Reply:  Item #3748604 from URTH@LISTS.BEST.COM@INTERNET#

Nutria,

I think you've already stated all the pieces that made me guess
Peter's last name as Pan.  First the ending suggests that Peter has a
last name older than Palmieri; then the not growing up, the playing
pirates, the island, the interaction with a big sister/two brothers.

Re: the island as deathland.  Yes, definitely.  Just like the shore
of the averns; the skiff, the number of passengers threatening to
sink the skiff, the space bending, the weird guide.

But as you nearly say, Cassonsville itself is part fairyland.  You can
only get there by a ride from a denizen.  Pete's "welcome" had run
out until he got the ride with Ernie Cotha.

And the whole "changeling" mythology is fairy based/driven.  A fairy
baby or elder is substituted for a human baby--the human baby is
taken to work in the fairy labor system (shades of "A Cabin on the
Coast") or pollenate the fairies (like Severian in the cave on the
island with Apheta in Yesod).  After this task is complete, the
fairies dispose of the human baby, usually by letting it go back
"home" only displaced in time.

Peter Pan obviously has a great deal of fairy to him, which is why
I'm so eager to tie him to little Peter Palmieri.  Peter Palmieri is
the fairy changeling of the title, but like many Wolfe stories, the
focus is on paradox, how the human baby goes through an awful lot of
changes (making it a "changeling") while the fairy changeling remains
unchanged--static.  We might also be close to "hero wrestles with
his own shadow"; again, Weer vs. Bobby Black, Severian and
Apu-Punchau vs. Hildegrin the Badger, (Peter Pan vs. his shadow?).

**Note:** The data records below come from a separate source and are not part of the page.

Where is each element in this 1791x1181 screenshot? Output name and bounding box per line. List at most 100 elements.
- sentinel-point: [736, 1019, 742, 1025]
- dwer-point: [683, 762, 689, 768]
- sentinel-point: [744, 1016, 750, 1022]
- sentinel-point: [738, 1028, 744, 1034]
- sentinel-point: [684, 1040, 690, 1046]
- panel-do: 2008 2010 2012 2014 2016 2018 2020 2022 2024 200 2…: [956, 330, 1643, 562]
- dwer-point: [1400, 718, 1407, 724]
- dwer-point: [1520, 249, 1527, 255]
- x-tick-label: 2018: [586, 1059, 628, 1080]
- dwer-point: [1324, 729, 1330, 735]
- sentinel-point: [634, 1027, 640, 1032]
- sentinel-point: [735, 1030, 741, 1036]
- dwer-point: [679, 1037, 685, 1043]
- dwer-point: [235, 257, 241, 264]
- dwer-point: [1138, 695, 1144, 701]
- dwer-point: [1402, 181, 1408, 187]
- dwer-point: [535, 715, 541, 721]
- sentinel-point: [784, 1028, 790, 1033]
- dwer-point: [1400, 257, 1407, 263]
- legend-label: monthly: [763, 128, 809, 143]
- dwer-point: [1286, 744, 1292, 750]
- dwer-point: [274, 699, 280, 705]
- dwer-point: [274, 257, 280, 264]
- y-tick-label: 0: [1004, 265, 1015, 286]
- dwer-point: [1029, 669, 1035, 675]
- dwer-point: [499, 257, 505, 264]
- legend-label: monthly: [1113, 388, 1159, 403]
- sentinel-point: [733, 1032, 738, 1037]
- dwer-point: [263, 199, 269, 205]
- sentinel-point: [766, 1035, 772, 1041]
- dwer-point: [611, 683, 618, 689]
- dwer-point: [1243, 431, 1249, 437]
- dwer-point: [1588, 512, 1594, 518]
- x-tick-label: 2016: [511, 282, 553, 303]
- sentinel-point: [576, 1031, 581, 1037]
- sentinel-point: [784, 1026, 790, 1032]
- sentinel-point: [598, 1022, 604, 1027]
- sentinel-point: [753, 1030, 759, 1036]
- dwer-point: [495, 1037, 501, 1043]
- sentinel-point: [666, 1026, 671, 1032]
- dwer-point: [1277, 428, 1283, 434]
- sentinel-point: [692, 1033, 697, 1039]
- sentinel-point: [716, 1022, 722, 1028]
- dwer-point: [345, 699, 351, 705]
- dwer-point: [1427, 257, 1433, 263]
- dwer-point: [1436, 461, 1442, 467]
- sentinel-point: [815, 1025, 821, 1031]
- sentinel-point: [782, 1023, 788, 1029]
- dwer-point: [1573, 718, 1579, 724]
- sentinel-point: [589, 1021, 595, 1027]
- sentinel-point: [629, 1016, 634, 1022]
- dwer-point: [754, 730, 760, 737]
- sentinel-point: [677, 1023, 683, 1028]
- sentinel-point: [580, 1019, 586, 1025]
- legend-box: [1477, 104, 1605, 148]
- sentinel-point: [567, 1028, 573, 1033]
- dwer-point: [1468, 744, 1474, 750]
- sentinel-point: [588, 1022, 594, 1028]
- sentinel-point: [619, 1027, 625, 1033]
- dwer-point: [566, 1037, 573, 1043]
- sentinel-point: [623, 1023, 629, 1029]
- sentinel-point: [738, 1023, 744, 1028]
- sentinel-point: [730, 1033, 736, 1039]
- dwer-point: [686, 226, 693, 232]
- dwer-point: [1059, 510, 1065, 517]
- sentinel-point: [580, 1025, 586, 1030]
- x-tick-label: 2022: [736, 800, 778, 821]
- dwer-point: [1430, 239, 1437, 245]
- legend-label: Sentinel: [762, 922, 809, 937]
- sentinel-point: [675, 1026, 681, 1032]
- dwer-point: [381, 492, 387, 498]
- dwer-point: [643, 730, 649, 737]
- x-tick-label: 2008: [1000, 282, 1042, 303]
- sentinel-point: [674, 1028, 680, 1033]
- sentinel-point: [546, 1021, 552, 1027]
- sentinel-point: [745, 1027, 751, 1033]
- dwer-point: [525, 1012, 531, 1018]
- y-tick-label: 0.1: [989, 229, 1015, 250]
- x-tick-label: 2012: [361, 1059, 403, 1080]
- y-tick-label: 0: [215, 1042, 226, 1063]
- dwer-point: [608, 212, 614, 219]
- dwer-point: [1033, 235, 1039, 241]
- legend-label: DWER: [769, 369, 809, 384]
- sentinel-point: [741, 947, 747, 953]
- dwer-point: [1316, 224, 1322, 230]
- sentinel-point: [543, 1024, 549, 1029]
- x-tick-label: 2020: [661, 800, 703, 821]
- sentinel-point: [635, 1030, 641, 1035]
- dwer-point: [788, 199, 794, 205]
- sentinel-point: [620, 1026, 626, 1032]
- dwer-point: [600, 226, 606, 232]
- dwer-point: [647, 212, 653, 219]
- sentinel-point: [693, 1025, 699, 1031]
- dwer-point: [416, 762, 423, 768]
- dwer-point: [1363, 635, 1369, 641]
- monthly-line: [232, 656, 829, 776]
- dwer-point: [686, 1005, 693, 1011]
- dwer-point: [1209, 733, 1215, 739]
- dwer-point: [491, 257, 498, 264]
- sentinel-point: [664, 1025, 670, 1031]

Hey, good point--twenty-nine year old Pete was supposed to have
nocturnal reunion in motel room with thirty-something Maria, leading
to marriage, and then eight-year-old Peter could latch onto a new
nuclear unit.  Nice!  The sugar lump (cassons?) for the overworked
little burro (note that Pete calls Papa a burro; and that Papa is the
only other one who knows about Peter's weirdness), but the burro
balks!

Re: "contemptable situation of an able-bodied man living off the
gifts of others, who treat him as a guru.  Pete has moved into the
mentality of Hinduism," well . . . anchorites, cenobites, stylites
(sp?); monks, nuns, saints, and martyrs all have a place in
Christianity (some branches, at least <g>).